Kansai Nerolac Paints (KNPL IN) – Q1FY26 Result Update – Early Diwali and Industrial push to benefit
Kansai provides a favorable risk reward in near term given 1) strong growth of industrial paints which is 45% of its sales (highest industrial paints share in Industry) 2) likely pick up in 2Q decorative volumes due to early Diwali and sustained gains from paint+ innovations and 3) guidance of steady 13-14% EBITDA margin led by better product mix and improving demand scenario.
KNPL plans to maintain its decorative market share led by 1) Innovations and new launches under Paint + initiatives (12% of sales) 2) distribution improvement in Nextgen Nerolac Shoppe (400 added in 1Q26) 3) rising scale and focus on projects business 4) loyalty and influencer program. Outlook in non-auto industrials remains positive led by strong order pipeline across Infra, Railways and Powder coatings etc.
We expect 6/8% volume growth and 100bps margin expansion over FY25-27. We estimate a CAGR of 5.6% in sales and 9.8% in PAT over FY25-27. We value the stock at 28xMar27 EPS (No change) and assign a target price of Rs277 (Rs284 earlier). Retain Accumulate.
Revenues grew 1.8%; Volume growth ~3.2%: Revenues grew by 1.8% YoY to Rs20.9bn (PLe: Rs21.3bn).

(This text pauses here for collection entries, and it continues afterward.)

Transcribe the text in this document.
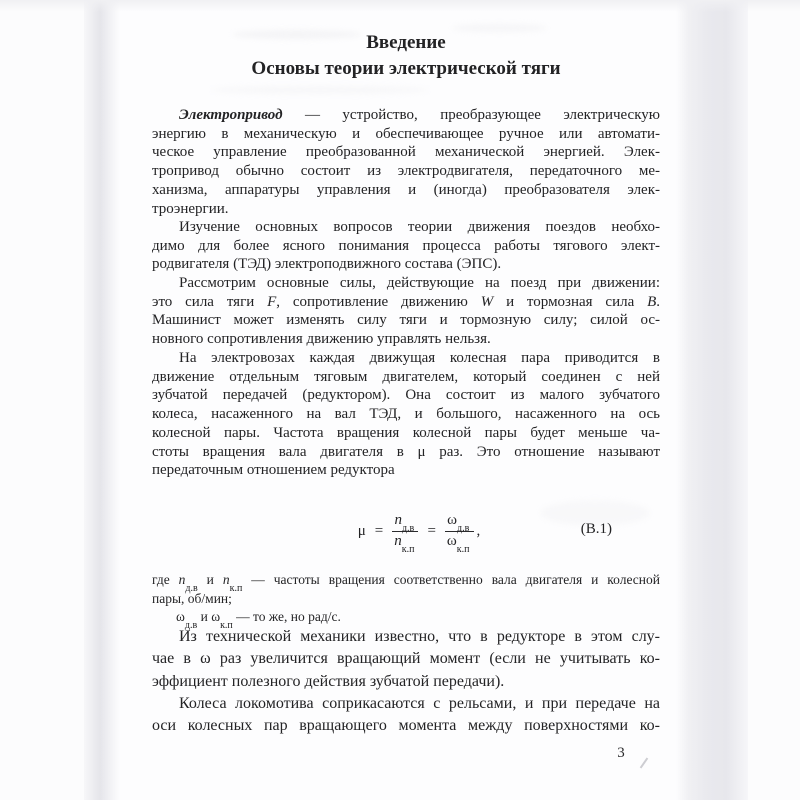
Введение
Основы теории электрической тяги
Электропривод — устройство, преобразующее электрическую
энергию в механическую и обеспечивающее ручное или автомати-
ческое управление преобразованной механической энергией. Элек-
тропривод обычно состоит из электродвигателя, передаточного ме-
ханизма, аппаратуры управления и (иногда) преобразователя элек-
троэнергии.
Изучение основных вопросов теории движения поездов необхо-
димо для более ясного понимания процесса работы тягового элект-
родвигателя (ТЭД) электроподвижного состава (ЭПС).
Рассмотрим основные силы, действующие на поезд при движении:
это сила тяги F, сопротивление движению W и тормозная сила B.
Машинист может изменять силу тяги и тормозную силу; силой ос-
новного сопротивления движению управлять нельзя.
На электровозах каждая движущая колесная пара приводится в
движение отдельным тяговым двигателем, который соединен с ней
зубчатой передачей (редуктором). Она состоит из малого зубчатого
колеса, насаженного на вал ТЭД, и большого, насаженного на ось
колесной пары. Частота вращения колесной пары будет меньше ча-
стоты вращения вала двигателя в μ раз. Это отношение называют
передаточным отношением редуктора
$\mu = \frac{n_{д.в}}{n_{к.п}} = \frac{\omega_{д.в}}{\omega_{к.п}}$ ,	(В.1)
где $n_{д.в}$ и $n_{к.п}$ — частоты вращения соответственно вала двигателя и колесной
пары, об/мин;
$\omega_{д.в}$ и $\omega_{к.п}$ — то же, но рад/с.
Из технической механики известно, что в редукторе в этом слу-
чае в ω раз увеличится вращающий момент (если не учитывать ко-
эффициент полезного действия зубчатой передачи).
Колеса локомотива соприкасаются с рельсами, и при передаче на
оси колесных пар вращающего момента между поверхностями ко-
3
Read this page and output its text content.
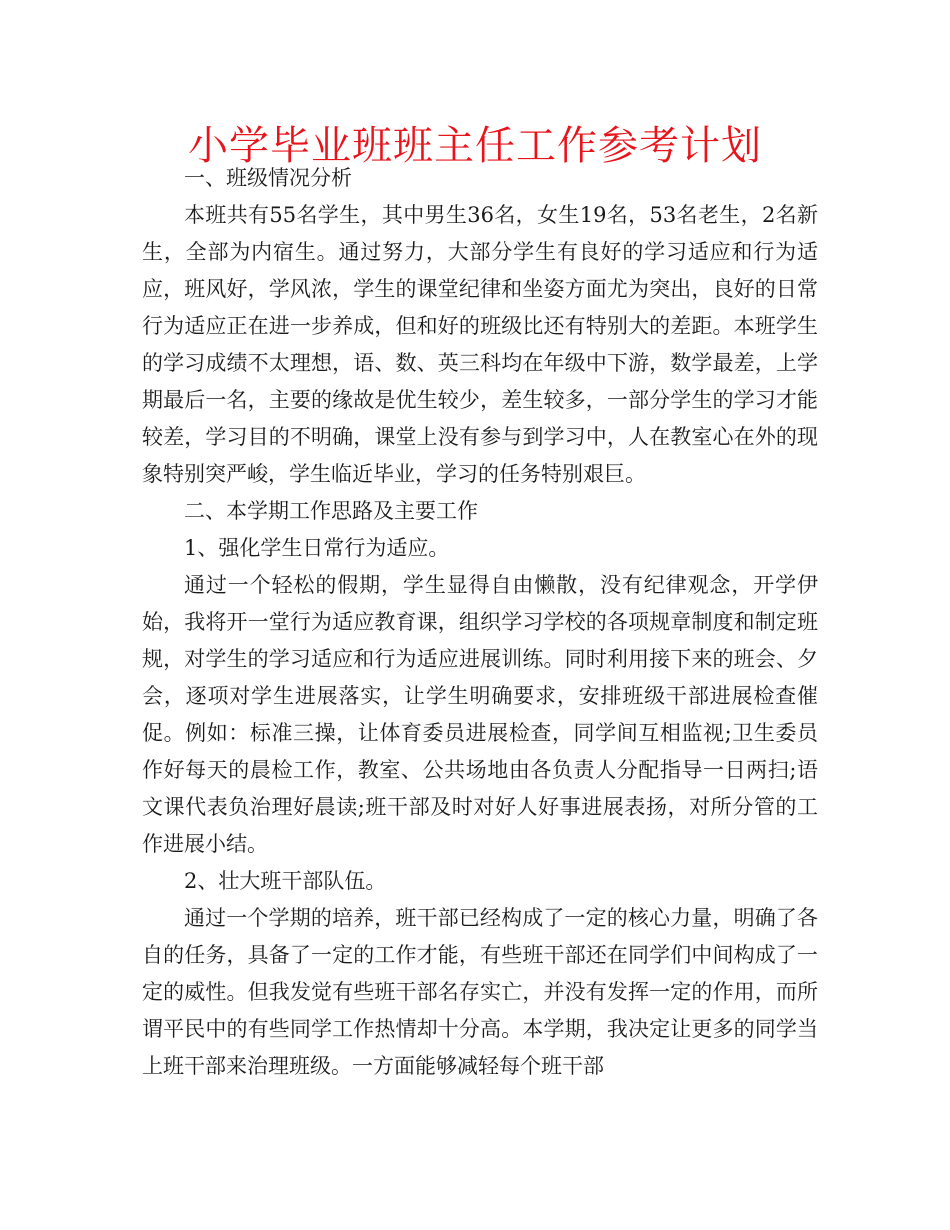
小学毕业班班主任工作参考计划

一、班级情况分析

本班共有55名学生，其中男生36名，女生19名，53名老生，2名新生，全部为内宿生。通过努力，大部分学生有良好的学习适应和行为适应，班风好，学风浓，学生的课堂纪律和坐姿方面尤为突出，良好的日常行为适应正在进一步养成，但和好的班级比还有特别大的差距。本班学生的学习成绩不太理想，语、数、英三科均在年级中下游，数学最差，上学期最后一名，主要的缘故是优生较少，差生较多，一部分学生的学习才能较差，学习目的不明确，课堂上没有参与到学习中，人在教室心在外的现象特别突严峻，学生临近毕业，学习的任务特别艰巨。

二、本学期工作思路及主要工作

1、强化学生日常行为适应。

通过一个轻松的假期，学生显得自由懒散，没有纪律观念，开学伊始，我将开一堂行为适应教育课，组织学习学校的各项规章制度和制定班规，对学生的学习适应和行为适应进展训练。同时利用接下来的班会、夕会，逐项对学生进展落实，让学生明确要求，安排班级干部进展检查催促。例如：标准三操，让体育委员进展检查，同学间互相监视;卫生委员作好每天的晨检工作，教室、公共场地由各负责人分配指导一日两扫;语文课代表负治理好晨读;班干部及时对好人好事进展表扬，对所分管的工作进展小结。

2、壮大班干部队伍。

通过一个学期的培养，班干部已经构成了一定的核心力量，明确了各自的任务，具备了一定的工作才能，有些班干部还在同学们中间构成了一定的威性。但我发觉有些班干部名存实亡，并没有发挥一定的作用，而所谓平民中的有些同学工作热情却十分高。本学期，我决定让更多的同学当上班干部来治理班级。一方面能够减轻每个班干部
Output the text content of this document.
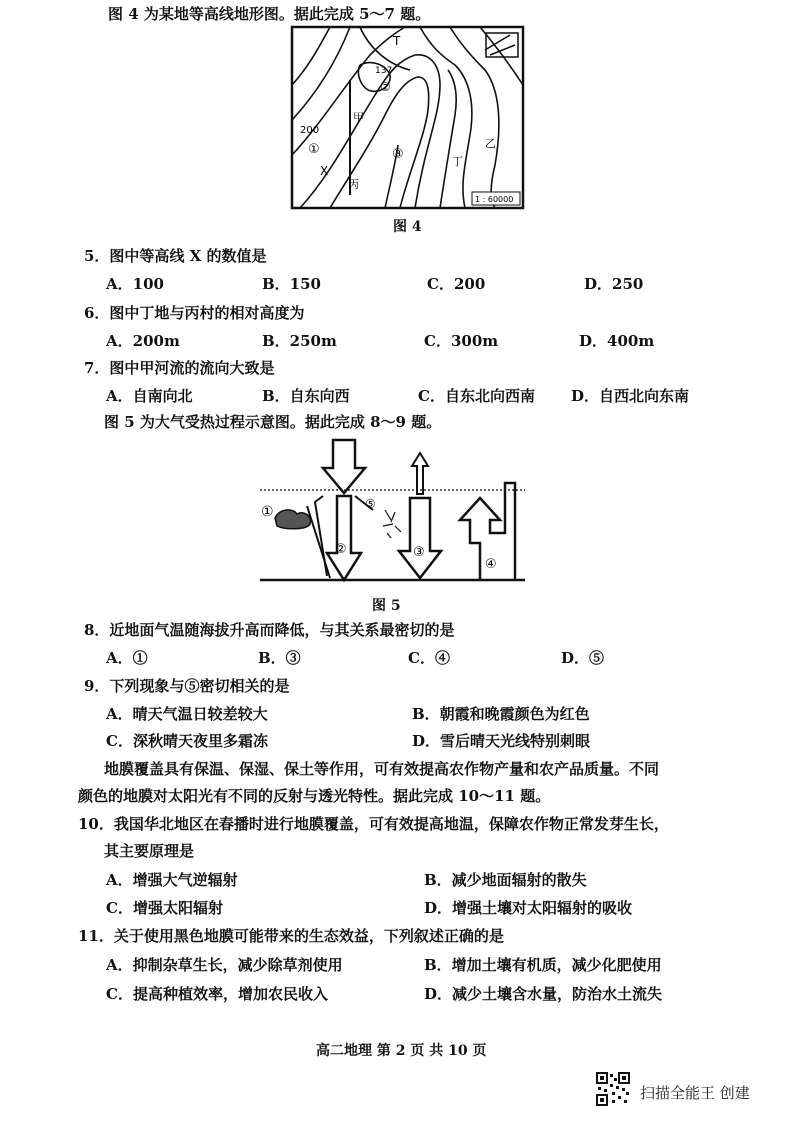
图 4 为某地等高线地形图。据此完成 5～7 题。
T
137
②
200
①
X
甲
③	丁
乙
丙
1 : 60000
图 4
5．图中等高线 X 的数值是
A．100	B．150	C．200	D．250
6．图中丁地与丙村的相对高度为
A．200m	B．250m	C．300m	D．400m
7．图中甲河流的流向大致是
A．自南向北	B．自东向西	C．自东北向西南 D．自西北向东南
图 5 为大气受热过程示意图。据此完成 8～9 题。
①
②	③
④
⑤
图 5
8．近地面气温随海拔升高而降低，与其关系最密切的是
A．①	B．③	C．④	D．⑤
9．下列现象与⑤密切相关的是
A．晴天气温日较差较大	B．朝霞和晚霞颜色为红色
C．深秋晴天夜里多霜冻	D．雪后晴天光线特别刺眼
地膜覆盖具有保温、保湿、保土等作用，可有效提高农作物产量和农产品质量。不同
颜色的地膜对太阳光有不同的反射与透光特性。据此完成 10～11 题。
10．我国华北地区在春播时进行地膜覆盖，可有效提高地温，保障农作物正常发芽生长，
其主要原理是
A．增强大气逆辐射	B．减少地面辐射的散失
C．增强太阳辐射	D．增强土壤对太阳辐射的吸收
11．关于使用黑色地膜可能带来的生态效益，下列叙述正确的是
A．抑制杂草生长，减少除草剂使用	B．增加土壤有机质，减少化肥使用
C．提高种植效率，增加农民收入	D．减少土壤含水量，防治水土流失
高二地理 第 2 页 共 10 页
扫描全能王 创建
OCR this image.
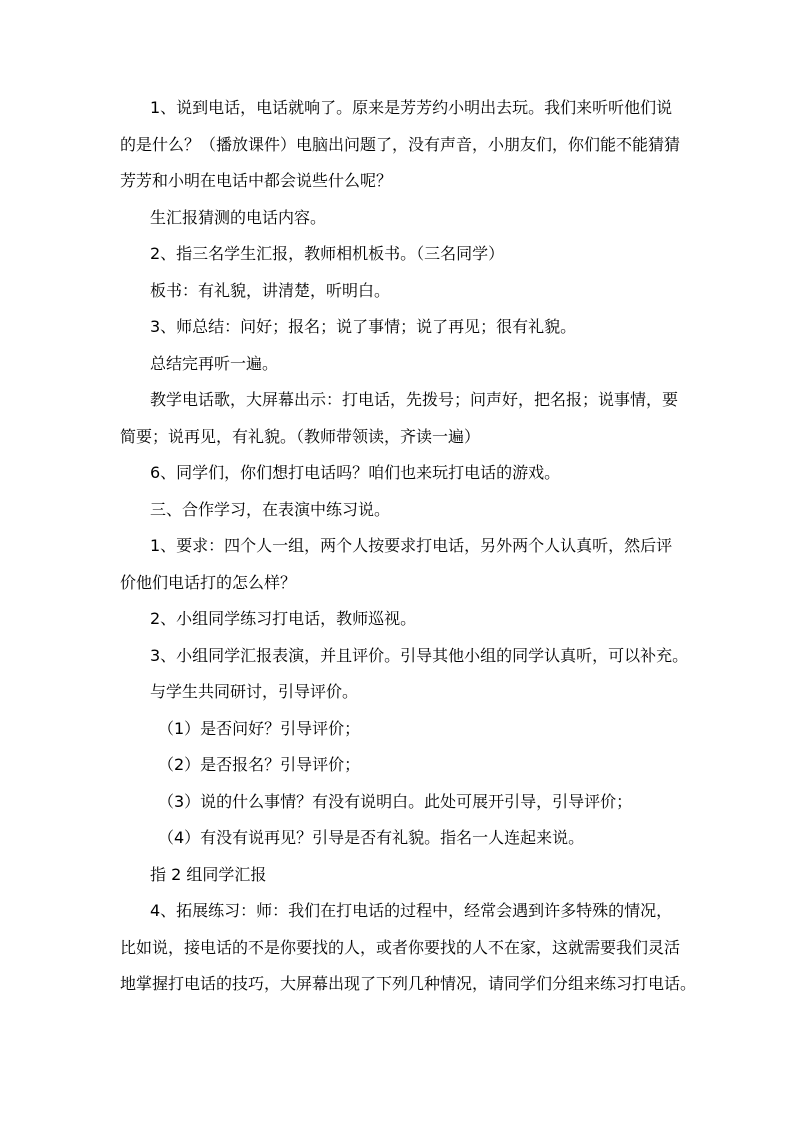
1、说到电话，电话就响了。原来是芳芳约小明出去玩。我们来听听他们说
的是什么？（播放课件）电脑出问题了，没有声音，小朋友们，你们能不能猜猜
芳芳和小明在电话中都会说些什么呢？

生汇报猜测的电话内容。

2、指三名学生汇报，教师相机板书。（三名同学）

板书：有礼貌，讲清楚，听明白。

3、师总结：问好；报名；说了事情；说了再见；很有礼貌。

总结完再听一遍。

教学电话歌，大屏幕出示：打电话，先拨号；问声好，把名报；说事情，要
简要；说再见，有礼貌。（教师带领读，齐读一遍）

6、同学们，你们想打电话吗？咱们也来玩打电话的游戏。

三、合作学习，在表演中练习说。

1、要求：四个人一组，两个人按要求打电话，另外两个人认真听，然后评
价他们电话打的怎么样？

2、小组同学练习打电话，教师巡视。

3、小组同学汇报表演，并且评价。引导其他小组的同学认真听，可以补充。

与学生共同研讨，引导评价。

（1）是否问好？引导评价；

（2）是否报名？引导评价；

（3）说的什么事情？有没有说明白。此处可展开引导，引导评价；

（4）有没有说再见？引导是否有礼貌。指名一人连起来说。

指 2 组同学汇报

4、拓展练习：师：我们在打电话的过程中，经常会遇到许多特殊的情况，
比如说，接电话的不是你要找的人，或者你要找的人不在家，这就需要我们灵活
地掌握打电话的技巧，大屏幕出现了下列几种情况，请同学们分组来练习打电话。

Gross margins contracted by 89bps YoY to 36.1% (Ple: 36%). EBITDA declined by 6.7% YoY to Rs3.1bn (PLe:Rs3.36bn); Margins contracted by 136bps YoY to 14.9% (PLe:15.8%). Adjusted PAT declined by 4.3% YoY to Rs2.30bn (PLe:Rs2.39bn). 1Q Decorative volumes were flat, while industrial volumes grew in high single digits.
Concall Highlights: 1) Demand in decorative business was affected in May (North India ) due to operation Sindoor while project business was affected due to early monsoon 2) Demand in auto segment was muted, Kansai did better than market led by various initiatives in distribution and innovations 3) PV & 2W segment demand is expected to be subdued, while normal monsoons will enable positive Tractor demand outlook 4) Performance Coatings continued to register strong growth on the back of strong infra push of Govt. 5) Raw material prices are currently benign, ADD on Tio2 will increase input costs by 1-1.3%of overall RM. 6) KNPL expects QoQ improvement in demand led by favorable monsoon and early Diwali 7) July demand remains muted like June25, however august and September are anticipated to be better 8) Competition seems to be picking out as dealers in strong areas are coming back to KNPL. 9) Auto to show mid-single digit value growth while non-auto industrial segment to see higher single digit value growth in FY26. 10) New products now contributing 10% towards overall revenue 11) North and east doing well, west improving, while south remains subdued 12) Nepal is doing well, however Bangladesh and Sri-Lanka remains concerned area.